福島のニュース

<小高病院>病床案への意見割れる 南相馬市説明会「財源不安」「必要」

 福島県南相馬市は26日、小高区の市立小高病院の病床再編計画に関する市民説明会を地元で開いた。段階的に19床の有床診療所として入院機能を再開させる素案について、財源など運営を不安視する声と、東京電力福島第1原発事故に伴う避難先から帰還した住民のためにも病床整備が必要とする意見の双方が上がった。
 小高区の浮舟文化会館であった説明会には約100人が参加。門馬和夫市長は「市立病院改革プラン策定委員会による素案はいい方向でまとまった。意見を聞いて市として正式決定したい」とあいさつした。

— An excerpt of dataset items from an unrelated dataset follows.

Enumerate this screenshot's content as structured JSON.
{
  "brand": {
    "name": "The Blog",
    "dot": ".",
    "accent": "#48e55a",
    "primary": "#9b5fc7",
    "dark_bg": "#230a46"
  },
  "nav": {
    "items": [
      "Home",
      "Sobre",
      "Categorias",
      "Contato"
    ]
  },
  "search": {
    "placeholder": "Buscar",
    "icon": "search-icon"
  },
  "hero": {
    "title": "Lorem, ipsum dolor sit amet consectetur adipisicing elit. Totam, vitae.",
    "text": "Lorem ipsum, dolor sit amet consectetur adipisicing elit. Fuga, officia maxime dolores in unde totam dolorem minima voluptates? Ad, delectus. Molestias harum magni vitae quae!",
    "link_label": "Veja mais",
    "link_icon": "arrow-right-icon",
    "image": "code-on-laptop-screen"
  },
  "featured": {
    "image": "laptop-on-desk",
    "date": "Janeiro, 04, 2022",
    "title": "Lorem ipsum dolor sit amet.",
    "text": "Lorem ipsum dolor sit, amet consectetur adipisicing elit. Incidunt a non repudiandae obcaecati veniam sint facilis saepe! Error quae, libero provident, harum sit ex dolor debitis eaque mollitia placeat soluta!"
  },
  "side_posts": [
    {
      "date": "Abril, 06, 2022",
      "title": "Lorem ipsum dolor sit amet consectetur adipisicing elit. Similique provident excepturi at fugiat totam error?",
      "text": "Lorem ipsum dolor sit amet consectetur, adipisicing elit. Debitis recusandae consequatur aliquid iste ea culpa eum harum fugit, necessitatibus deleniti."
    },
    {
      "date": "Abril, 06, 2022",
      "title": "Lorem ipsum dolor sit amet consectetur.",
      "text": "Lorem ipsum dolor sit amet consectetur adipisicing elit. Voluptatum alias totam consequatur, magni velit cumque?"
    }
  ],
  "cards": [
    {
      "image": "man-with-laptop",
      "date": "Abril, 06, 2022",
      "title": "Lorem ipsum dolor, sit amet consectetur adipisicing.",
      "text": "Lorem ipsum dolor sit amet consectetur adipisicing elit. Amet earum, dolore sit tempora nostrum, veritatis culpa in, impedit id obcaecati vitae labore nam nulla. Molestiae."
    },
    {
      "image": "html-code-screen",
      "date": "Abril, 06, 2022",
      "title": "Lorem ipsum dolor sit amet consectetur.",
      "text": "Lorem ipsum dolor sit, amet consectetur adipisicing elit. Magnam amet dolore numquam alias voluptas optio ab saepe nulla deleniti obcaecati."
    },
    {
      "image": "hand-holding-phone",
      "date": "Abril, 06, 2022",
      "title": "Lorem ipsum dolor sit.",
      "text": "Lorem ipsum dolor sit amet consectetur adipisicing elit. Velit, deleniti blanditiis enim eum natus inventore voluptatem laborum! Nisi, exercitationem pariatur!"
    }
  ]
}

 素案では、小高病院は当面、原町区の市立総合病院のサテライト診療所として外来を継続。医師確保などの条件をクリアした上で有床診療所とする。東日本大震災で被災した旧本院などは新年度にも取り壊す。
 市側の説明に、住民からは「病床ができると思い避難先から帰還した」「赤字拡大による将来負担が心配」「現実的には救急体制の確立が先」との意見や質問が出された。門馬市長は「たとえ赤字でも市民に必要な支出と理解が得られるかどうかだ」などと答えた。
 再編計画には、小高病院でただ1人の常勤医が反対して辞職届を出している。門馬市長は取材に「市民も悩んでいると意見から感じた。医療人材確保や財源も重要。常勤医の慰留にも努める」と話した。
 市は27日、原町区で同様の説明会を開く。